A Pocket Manual of Prayer, (Masters,) contains the offices for the "Hours" and a few other well selected special devotions.

The Sum of the Catholic Faith, is upon the same ancient model; and is taken immediately from Bishop Cosins' " Devotions."

A Selection from the Sermons and Poetical Remains of the Rev. G. J. CORNISH has been published at the request of friends as a tribute to his memory. (Mozleys.) But their circulation, we feel sure, will not be confined to any such limited circle; they will be read with pleasure by numbers who were strangers to the author in the flesh. The poetry upon the whole seems to us preferable to the prose.

The BISHOP OF LLANDAFF, we are glad to perceive, is acting vigorously on his Archdeacon's letter, and has already held two meetings in the diocese, with the view of raising funds for the supply of the alarming spiritual destitution which exists there. The Substance of the Speeches delivered on these occasions is now embodied in a pamphlet, and published by Mr. J. W. Parker. We trust that the plan will be largely and generally supported.

Mr. HEATHCOTE has published a sermon on a very important subject-the Laws of our knowledge of Doctrinal Truth. (J. H. Parker.) It is a comment on our LORD's Words-so often quoted, and so difficult safely to apply-" If any man will do His will, he shall know of the doctrine, whether it be of GOD." They are treated in a sound and philosophical manner; and several thoughts of comfort are suggested in reference to our present unhappy divisions.

Dr. Mc Neile has had a very just reprimand addressed to him on the subject of his correspondence with Archdeacon Wilberforce, in a letter by the Rev. R. F. LAWRENCE. (Oxford: Vincent.) Were persons like Dr. Mc Neile at all open to reason, or could we believe that there was any common ground of appeal with them, such a reply might have some effect with him. As it is, the only use can be (but that of course is a most important one) in opening the eyes of Churchmen generally to the very inconsistent position occupied by the evangelical party.
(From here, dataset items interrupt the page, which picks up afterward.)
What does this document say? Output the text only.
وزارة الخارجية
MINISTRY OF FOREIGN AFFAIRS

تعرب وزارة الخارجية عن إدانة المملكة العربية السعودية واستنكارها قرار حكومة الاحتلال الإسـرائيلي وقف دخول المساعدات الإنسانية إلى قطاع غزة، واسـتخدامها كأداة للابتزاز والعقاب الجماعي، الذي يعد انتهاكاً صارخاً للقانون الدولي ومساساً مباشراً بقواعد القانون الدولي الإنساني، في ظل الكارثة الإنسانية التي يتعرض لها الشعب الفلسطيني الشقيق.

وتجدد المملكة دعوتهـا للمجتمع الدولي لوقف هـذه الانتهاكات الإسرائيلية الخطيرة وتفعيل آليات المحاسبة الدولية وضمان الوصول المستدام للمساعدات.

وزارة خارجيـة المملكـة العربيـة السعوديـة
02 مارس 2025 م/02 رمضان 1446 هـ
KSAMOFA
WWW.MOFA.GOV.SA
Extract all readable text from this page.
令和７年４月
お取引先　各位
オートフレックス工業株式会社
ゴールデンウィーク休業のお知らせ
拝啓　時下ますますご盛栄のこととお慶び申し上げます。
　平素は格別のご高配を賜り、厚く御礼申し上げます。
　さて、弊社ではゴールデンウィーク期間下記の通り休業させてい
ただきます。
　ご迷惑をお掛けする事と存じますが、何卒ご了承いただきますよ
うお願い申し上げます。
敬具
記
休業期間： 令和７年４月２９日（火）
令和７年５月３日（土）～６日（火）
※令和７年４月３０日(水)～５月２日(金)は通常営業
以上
Dr. PUSEY has published a Postscript to his Letter to Mr. Richards on Confession, in which he entirely disposes of Mr. Maskell's arguments and of the little apparent advantage which Mr. Maskell had seemed to gain over him. He has also in the press, it appears, a reply to Mr. Dodsworth's most unkind and inconsiderate letter, but which he thought it right to postpone, as involving charges that were mainly personal, to the vindication of the public Christian Ordinance of absolution.